After half an hour’s delay and an early tea, play resumed with Shane Warne continuing to Marcus Trescothick. The first ball following the resumption saw the batsman cracking a half-volley through the off side. It looked like four all the way, and would have been but for the telescopic arm of Brett Lee who made a simply brilliant stop at extra cover. Who said fast bowlers can’t field?
The marginally-improved light saw McGrath called upon to bowl from the Pavilion End, and his first over contained two lacklustre deliveries that invited sumptuous square drives to the cover boundary from Michael Vaughan. Shane Warne, though, was a different kettle of fish, causing Trescothick immense trouble out of the rough, but the canny leg-spinner was even getting alarming amounts of lift off the stumps when he bowled around the wicket to the right-handed Vaughan.
McGrath seemed to find his amazingly metronomic rhythm quickly, giving Trescothick food for thought with one that ripped away off the seam, but McGrath’s spell was brought to a premature end by the umpires who reminded Ricky Ponting that the light was still very poor indeed.
So it was that Ponting was obliged to turn to the left arm spin of Michael Clarke – either that or risk the batsman being offered the light again. Clarke’s test match bowling average stood at a remarkable 7.6 before this game, thanks in part to a sensational spell of 6 wickets for 9 runs at Mumbai last year, and both English batsmen treated his first over with a suitable degree of respect.
Once again the umpires grew twitchy, and once again we were faced with the frustrating sight of batsmen trooping off from the field of play, on this occasion with the farcical situation of spinners operating from both ends. It soon became obvious that, this time, there would be no quick return for the players as the lowering clouds deposited a sprinkling of drizzle on proceedings, a drizzle that did little to dampen the enthusiasm of the English supporters who cheered every raindrop.

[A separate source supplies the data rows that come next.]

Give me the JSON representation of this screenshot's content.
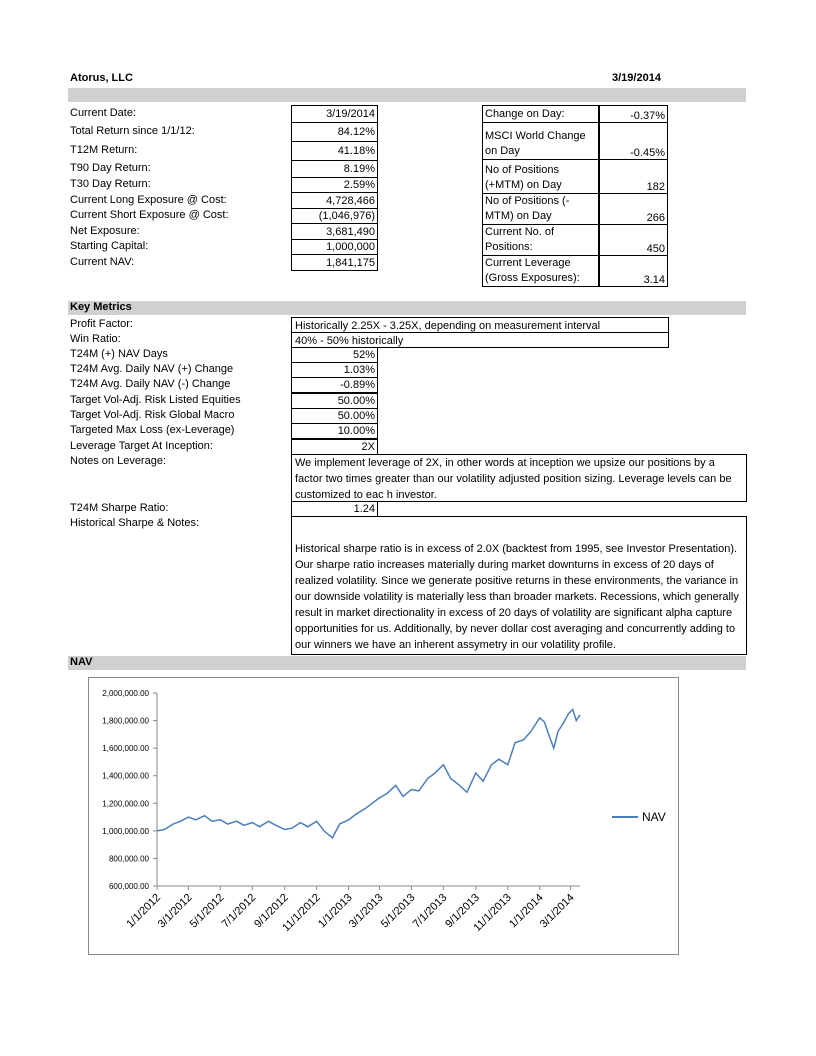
{
  "header": {
    "company": "Atorus, LLC",
    "date": "3/19/2014"
  },
  "summary": {
    "rows": [
      [
        "Current Date:",
        "3/19/2014"
      ],
      [
        "Total Return since 1/1/12:",
        "84.12%"
      ],
      [
        "T12M Return:",
        "41.18%"
      ],
      [
        "T90 Day Return:",
        "8.19%"
      ],
      [
        "T30 Day Return:",
        "2.59%"
      ],
      [
        "Current Long Exposure @ Cost:",
        "4,728,466"
      ],
      [
        "Current Short Exposure @ Cost:",
        "(1,046,976)"
      ],
      [
        "Net Exposure:",
        "3,681,490"
      ],
      [
        "Starting Capital:",
        "1,000,000"
      ],
      [
        "Current NAV:",
        "1,841,175"
      ]
    ]
  },
  "day_stats": {
    "rows": [
      [
        "Change on Day:",
        "-0.37%"
      ],
      [
        "MSCI World Change on Day",
        "-0.45%"
      ],
      [
        "No of Positions (+MTM) on Day",
        "182"
      ],
      [
        "No of Positions (-MTM) on Day",
        "266"
      ],
      [
        "Current No. of Positions:",
        "450"
      ],
      [
        "Current Leverage (Gross Exposures):",
        "3.14"
      ]
    ]
  },
  "key_metrics": {
    "title": "Key Metrics",
    "rows": [
      [
        "Profit Factor:",
        "Historically 2.25X - 3.25X, depending on measurement interval"
      ],
      [
        "Win Ratio:",
        "40% - 50% historically"
      ],
      [
        "T24M (+) NAV Days",
        "52%"
      ],
      [
        "T24M Avg. Daily NAV (+) Change",
        "1.03%"
      ],
      [
        "T24M Avg. Daily NAV (-) Change",
        "-0.89%"
      ],
      [
        "Target Vol-Adj. Risk Listed Equities",
        "50.00%"
      ],
      [
        "Target Vol-Adj. Risk Global Macro",
        "50.00%"
      ],
      [
        "Targeted Max Loss (ex-Leverage)",
        "10.00%"
      ],
      [
        "Leverage Target  At Inception:",
        "2X"
      ],
      [
        "Notes on Leverage:",
        "We implement leverage of 2X, in other words at inception we upsize our positions by a factor two times greater than our volatility adjusted position sizing. Leverage levels can be customized to eac h investor."
      ],
      [
        "T24M Sharpe Ratio:",
        "1.24"
      ],
      [
        "Historical Sharpe & Notes:",
        "Historical sharpe ratio is in excess of 2.0X (backtest from 1995, see Investor Presentation). Our sharpe ratio increases materially during market downturns in excess of 20 days of realized volatility. Since we generate positive returns in these environments, the variance in our downside volatility is materially less than broader markets. Recessions, which generally result in market directionality in excess of 20 days of volatility are significant alpha capture opportunities for us. Additionally, by never dollar cost averaging and concurrently adding to our winners we have an inherent assymetry in our volatility profile."
      ]
    ]
  },
  "nav_section": {
    "title": "NAV"
  },
  "chart_data": {
    "type": "line",
    "x": [
      "1/1/2012",
      "1/15/2012",
      "2/1/2012",
      "2/15/2012",
      "3/1/2012",
      "3/15/2012",
      "4/1/2012",
      "4/15/2012",
      "5/1/2012",
      "5/15/2012",
      "6/1/2012",
      "6/15/2012",
      "7/1/2012",
      "7/15/2012",
      "8/1/2012",
      "8/15/2012",
      "9/1/2012",
      "9/15/2012",
      "10/1/2012",
      "10/15/2012",
      "11/1/2012",
      "11/15/2012",
      "12/1/2012",
      "12/15/2012",
      "1/1/2013",
      "1/15/2013",
      "2/1/2013",
      "2/15/2013",
      "3/1/2013",
      "3/15/2013",
      "4/1/2013",
      "4/15/2013",
      "5/1/2013",
      "5/15/2013",
      "6/1/2013",
      "6/15/2013",
      "7/1/2013",
      "7/15/2013",
      "8/1/2013",
      "8/15/2013",
      "9/1/2013",
      "9/15/2013",
      "10/1/2013",
      "10/15/2013",
      "11/1/2013",
      "11/15/2013",
      "12/1/2013",
      "12/15/2013",
      "1/1/2014",
      "1/10/2014",
      "1/20/2014",
      "1/28/2014",
      "2/5/2014",
      "2/15/2014",
      "2/25/2014",
      "3/5/2014",
      "3/12/2014",
      "3/19/2014"
    ],
    "series": [
      {
        "name": "NAV",
        "color": "#4a7ebb",
        "values": [
          1000000,
          1010000,
          1050000,
          1070000,
          1100000,
          1080000,
          1110000,
          1070000,
          1080000,
          1050000,
          1070000,
          1040000,
          1060000,
          1030000,
          1070000,
          1040000,
          1010000,
          1020000,
          1060000,
          1030000,
          1070000,
          1000000,
          950000,
          1050000,
          1080000,
          1120000,
          1160000,
          1200000,
          1240000,
          1270000,
          1330000,
          1250000,
          1300000,
          1290000,
          1380000,
          1420000,
          1480000,
          1380000,
          1330000,
          1280000,
          1420000,
          1360000,
          1480000,
          1520000,
          1480000,
          1640000,
          1660000,
          1720000,
          1820000,
          1790000,
          1680000,
          1600000,
          1720000,
          1780000,
          1850000,
          1880000,
          1800000,
          1841175
        ]
      }
    ],
    "xlim": [
      "1/1/2012",
      "3/19/2014"
    ],
    "xticks": [
      "1/1/2012",
      "3/1/2012",
      "5/1/2012",
      "7/1/2012",
      "9/1/2012",
      "11/1/2012",
      "1/1/2013",
      "3/1/2013",
      "5/1/2013",
      "7/1/2013",
      "9/1/2013",
      "11/1/2013",
      "1/1/2014",
      "3/1/2014"
    ],
    "ylim": [
      600000,
      2000000
    ],
    "yticks": [
      {
        "value": 600000,
        "label": "600,000.00"
      },
      {
        "value": 800000,
        "label": "800,000.00"
      },
      {
        "value": 1000000,
        "label": "1,000,000.00"
      },
      {
        "value": 1200000,
        "label": "1,200,000.00"
      },
      {
        "value": 1400000,
        "label": "1,400,000.00"
      },
      {
        "value": 1600000,
        "label": "1,600,000.00"
      },
      {
        "value": 1800000,
        "label": "1,800,000.00"
      },
      {
        "value": 2000000,
        "label": "2,000,000.00"
      }
    ],
    "legend": "right"
  }
}
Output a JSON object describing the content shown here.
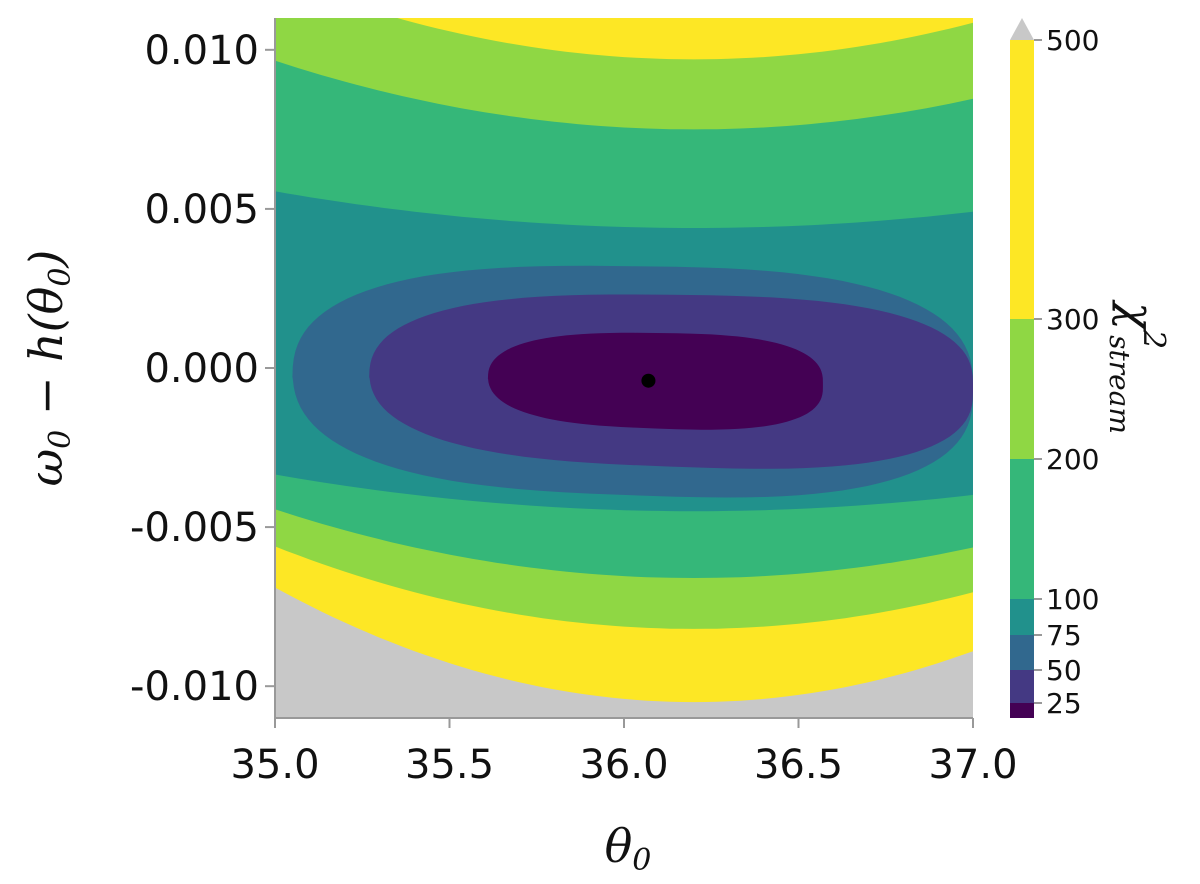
{
  "chart_data": {
    "type": "contour",
    "xlabel": "θ0",
    "ylabel": "ω0 − h(θ0)",
    "xlim": [
      35.0,
      37.0
    ],
    "ylim": [
      -0.011,
      0.011
    ],
    "xticks": [
      "35.0",
      "35.5",
      "36.0",
      "36.5",
      "37.0"
    ],
    "yticks": [
      "0.010",
      "0.005",
      "0.000",
      "-0.005",
      "-0.010"
    ],
    "ytick_values": [
      0.01,
      0.005,
      0.0,
      -0.005,
      -0.01
    ],
    "xtick_values": [
      35.0,
      35.5,
      36.0,
      36.5,
      37.0
    ],
    "colorbar": {
      "label": "χ²stream",
      "ticks": [
        "25",
        "50",
        "75",
        "100",
        "200",
        "300",
        "500"
      ],
      "levels": [
        0,
        25,
        50,
        75,
        100,
        200,
        300,
        500
      ],
      "colors": [
        "#440154",
        "#443983",
        "#31688e",
        "#21918c",
        "#35b779",
        "#8fd744",
        "#fde725"
      ],
      "over_color": "#c8c8c8",
      "extend": "max"
    },
    "minimum": {
      "x": 36.07,
      "y": -0.0004
    },
    "bands": [
      {
        "level": 25,
        "color": "#440154",
        "y_top": 0.0011,
        "y_bottom": -0.0019,
        "x_left": 35.61,
        "x_right": 36.57,
        "curvature": 0.0001
      },
      {
        "level": 50,
        "color": "#443983",
        "y_top": 0.0023,
        "y_bottom": -0.0031,
        "x_left": 35.27,
        "x_right": 37.0,
        "curvature": 0.0003
      },
      {
        "level": 75,
        "color": "#31688e",
        "y_top": 0.0032,
        "y_bottom": -0.004,
        "x_left": 35.05,
        "x_right": 37.0,
        "curvature": 0.0006
      },
      {
        "level": 100,
        "color": "#21918c",
        "y_top": 0.0044,
        "y_bottom": -0.0045,
        "x_left": 35.0,
        "x_right": 37.0,
        "curvature": 0.0008
      },
      {
        "level": 200,
        "color": "#35b779",
        "y_top": 0.0075,
        "y_bottom": -0.0066,
        "x_left": 35.0,
        "x_right": 37.0,
        "curvature": 0.0015
      },
      {
        "level": 300,
        "color": "#8fd744",
        "y_top": 0.0097,
        "y_bottom": -0.0082,
        "x_left": 35.0,
        "x_right": 37.0,
        "curvature": 0.0018
      },
      {
        "level": 500,
        "color": "#fde725",
        "y_top": 0.0128,
        "y_bottom": -0.0105,
        "x_left": 35.0,
        "x_right": 37.0,
        "curvature": 0.0025
      }
    ]
  }
}
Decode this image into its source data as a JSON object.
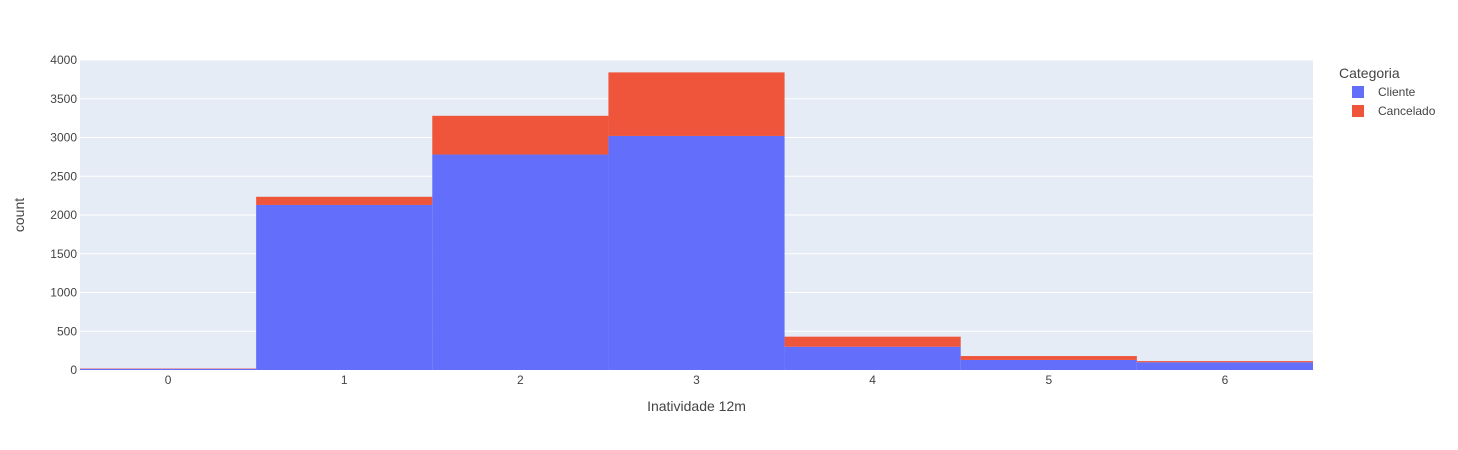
{
  "chart_data": {
    "type": "bar",
    "barmode": "stack",
    "categories": [
      "0",
      "1",
      "2",
      "3",
      "4",
      "5",
      "6"
    ],
    "series": [
      {
        "name": "Cliente",
        "color": "#636EFA",
        "values": [
          15,
          2130,
          2780,
          3020,
          300,
          130,
          100
        ]
      },
      {
        "name": "Cancelado",
        "color": "#EF553B",
        "values": [
          5,
          105,
          500,
          820,
          130,
          50,
          15
        ]
      }
    ],
    "xlabel": "Inatividade 12m",
    "ylabel": "count",
    "ylim": [
      0,
      4000
    ],
    "yticks": [
      "0",
      "500",
      "1000",
      "1500",
      "2000",
      "2500",
      "3000",
      "3500",
      "4000"
    ],
    "legend_title": "Categoria",
    "legend_position": "top-right",
    "grid": true,
    "plot_background": "#E5ECF6"
  }
}
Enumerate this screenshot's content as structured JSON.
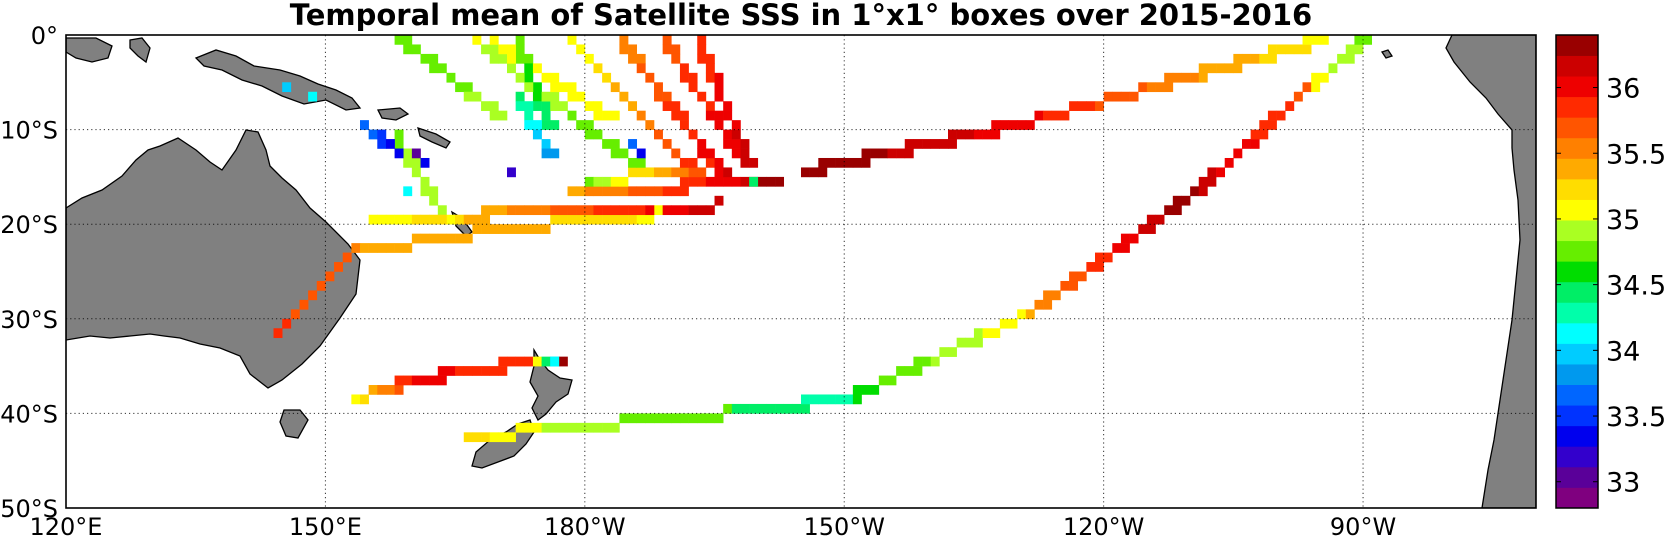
{
  "chart_data": {
    "type": "heatmap",
    "title": "Temporal mean of Satellite SSS in 1°x1° boxes over 2015-2016",
    "x_ticks": [
      "120°E",
      "150°E",
      "180°W",
      "150°W",
      "120°W",
      "90°W"
    ],
    "y_ticks": [
      "0°",
      "10°S",
      "20°S",
      "30°S",
      "40°S",
      "50°S"
    ],
    "xlim_deg_east": [
      120,
      290
    ],
    "ylim_deg_lat": [
      -50,
      0
    ],
    "grid": "dotted",
    "colorbar": {
      "placement": "right",
      "range": [
        32.8,
        36.4
      ],
      "ticks": [
        "33",
        "33.5",
        "34",
        "34.5",
        "35",
        "35.5",
        "36"
      ],
      "tick_values": [
        33,
        33.5,
        34,
        34.5,
        35,
        35.5,
        36
      ],
      "colors": [
        "#7f007f",
        "#5a0099",
        "#3300cc",
        "#0000ee",
        "#0033ff",
        "#0066ff",
        "#0099ee",
        "#00ccff",
        "#00ffff",
        "#00ffaa",
        "#00ee66",
        "#00dd00",
        "#66ee00",
        "#aaff22",
        "#ffff00",
        "#ffdd00",
        "#ffaa00",
        "#ff8000",
        "#ff5500",
        "#ff2a00",
        "#ee0000",
        "#cc0000",
        "#990000"
      ]
    },
    "tracks": [
      {
        "from": [
          153,
          -38.5
        ],
        "to": [
          160,
          -36.5
        ],
        "salinity": [
          35.1,
          36.0
        ]
      },
      {
        "from": [
          160,
          -36.5
        ],
        "to": [
          173.5,
          -34.5
        ],
        "salinity": [
          36.0,
          35.8
        ]
      },
      {
        "from": [
          173.5,
          -34.5
        ],
        "to": [
          176,
          -35
        ],
        "salinity": [
          35.3,
          34.0
        ]
      },
      {
        "from": [
          144,
          -32
        ],
        "to": [
          153,
          -23
        ],
        "salinity": [
          35.8,
          35.6
        ]
      },
      {
        "from": [
          153,
          -23
        ],
        "to": [
          170,
          -20.5
        ],
        "salinity": [
          35.3,
          35.4
        ]
      },
      {
        "from": [
          170,
          -20.5
        ],
        "to": [
          188,
          -19
        ],
        "salinity": [
          35.4,
          35.1
        ]
      },
      {
        "from": [
          158,
          -11
        ],
        "to": [
          164,
          -19.5
        ],
        "salinity": [
          34.8,
          35.0
        ]
      },
      {
        "from": [
          154,
          -9.5
        ],
        "to": [
          160,
          -13.5
        ],
        "salinity": [
          33.7,
          33.1
        ]
      },
      {
        "from": [
          155,
          -19.5
        ],
        "to": [
          195,
          -18
        ],
        "salinity": [
          35.0,
          36.2
        ]
      },
      {
        "from": [
          178,
          -17
        ],
        "to": [
          198,
          -15.5
        ],
        "salinity": [
          35.4,
          36.1
        ]
      },
      {
        "from": [
          180,
          -15.5
        ],
        "to": [
          194,
          -14
        ],
        "salinity": [
          34.8,
          35.8
        ]
      },
      {
        "from": [
          158.5,
          -0.5
        ],
        "to": [
          170,
          -8.5
        ],
        "salinity": [
          34.7,
          34.9
        ]
      },
      {
        "from": [
          172,
          -0.5
        ],
        "to": [
          176,
          -10
        ],
        "salinity": [
          34.8,
          34.4
        ]
      },
      {
        "from": [
          172.5,
          -7
        ],
        "to": [
          176,
          -13
        ],
        "salinity": [
          34.4,
          33.8
        ]
      },
      {
        "from": [
          167,
          -0.5
        ],
        "to": [
          186,
          -14
        ],
        "salinity": [
          35.0,
          34.7
        ]
      },
      {
        "from": [
          169,
          -0.5
        ],
        "to": [
          183,
          -9
        ],
        "salinity": [
          35.1,
          35.0
        ]
      },
      {
        "from": [
          178,
          -0.5
        ],
        "to": [
          192,
          -14
        ],
        "salinity": [
          35.0,
          35.9
        ]
      },
      {
        "from": [
          184,
          -0.5
        ],
        "to": [
          196,
          -15
        ],
        "salinity": [
          35.5,
          36.1
        ]
      },
      {
        "from": [
          189,
          -0.5
        ],
        "to": [
          198,
          -13
        ],
        "salinity": [
          35.7,
          36.1
        ]
      },
      {
        "from": [
          193,
          -0.5
        ],
        "to": [
          199,
          -14
        ],
        "salinity": [
          35.8,
          36.2
        ]
      },
      {
        "from": [
          199,
          -15.5
        ],
        "to": [
          202,
          -15.2
        ],
        "salinity": [
          36.3,
          36.3
        ]
      },
      {
        "from": [
          205,
          -14.5
        ],
        "to": [
          230,
          -9.5
        ],
        "salinity": [
          36.4,
          36.0
        ]
      },
      {
        "from": [
          230,
          -9.5
        ],
        "to": [
          265,
          -0.5
        ],
        "salinity": [
          36.0,
          35.1
        ]
      },
      {
        "from": [
          166,
          -42.5
        ],
        "to": [
          178,
          -41.5
        ],
        "salinity": [
          35.2,
          34.9
        ]
      },
      {
        "from": [
          178,
          -41.5
        ],
        "to": [
          196,
          -40
        ],
        "salinity": [
          34.9,
          34.7
        ]
      },
      {
        "from": [
          196,
          -40
        ],
        "to": [
          210,
          -38.5
        ],
        "salinity": [
          34.5,
          34.3
        ]
      },
      {
        "from": [
          210,
          -38.5
        ],
        "to": [
          230,
          -30
        ],
        "salinity": [
          34.6,
          35.1
        ]
      },
      {
        "from": [
          230,
          -30
        ],
        "to": [
          250,
          -17
        ],
        "salinity": [
          35.4,
          36.4
        ]
      },
      {
        "from": [
          250,
          -17
        ],
        "to": [
          263,
          -6
        ],
        "salinity": [
          36.2,
          35.7
        ]
      },
      {
        "from": [
          263,
          -6
        ],
        "to": [
          270,
          -0.5
        ],
        "salinity": [
          35.1,
          34.8
        ]
      }
    ],
    "outliers": [
      {
        "lon": 177.5,
        "lat": -34.5,
        "salinity": 36.4
      },
      {
        "lon": 176.5,
        "lat": -34.5,
        "salinity": 34.2
      },
      {
        "lon": 171,
        "lat": -15,
        "salinity": 33.2
      },
      {
        "lon": 186,
        "lat": -12.5,
        "salinity": 33.3
      },
      {
        "lon": 185,
        "lat": -11.5,
        "salinity": 33.6
      },
      {
        "lon": 160.5,
        "lat": -12.5,
        "salinity": 33.0
      },
      {
        "lon": 161,
        "lat": -14,
        "salinity": 33.4
      },
      {
        "lon": 148,
        "lat": -7,
        "salinity": 34.1
      },
      {
        "lon": 145.5,
        "lat": -6,
        "salinity": 33.9
      },
      {
        "lon": 199.5,
        "lat": -15.5,
        "salinity": 34.4
      },
      {
        "lon": 159,
        "lat": -16.5,
        "salinity": 34.1
      }
    ],
    "land_color": "#808080"
  }
}
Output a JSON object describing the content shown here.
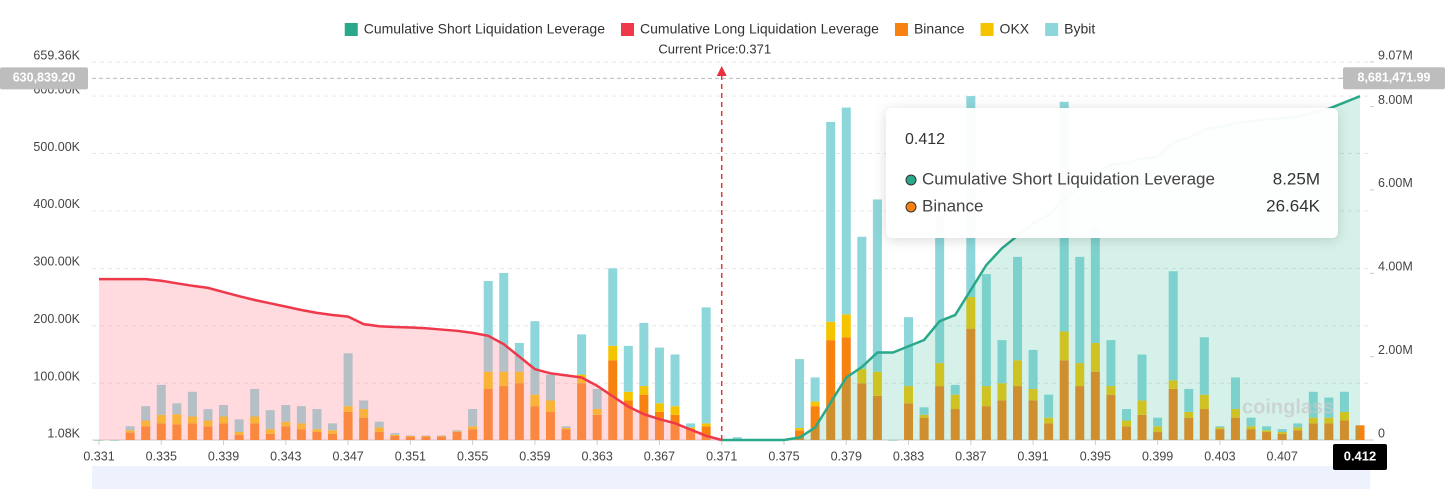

England had reached 34 for the loss of Strauss when, following a frustrating couple of hours for those in the baggy green, the inevitable decision was taken to abandon play for the day. Australia will not concede The Ashes lightly, you can be quite sure of that, but with just one day to go, it will take something quite extraordinary for them to capture the remaining nine English wickets with sufficient time left in order to knock off the runs. But then again, “something quite extraordinary” is totally in keeping with everything else we have witnessed so far this summer in this, the greatest Ashes series of them all. Why should tomorrow be any different?
Match Summary
England 373 all out
Strauss 129, Flintoff 72
Warne 6-122
and 34-1
Vaughan 19*, Trescothick 14*
Australia 367 all out
Hayden 138, Langer 105
Flintoff 5-78, Hoggard 4-97
England lead by 40 with 9 second innings wickets standing.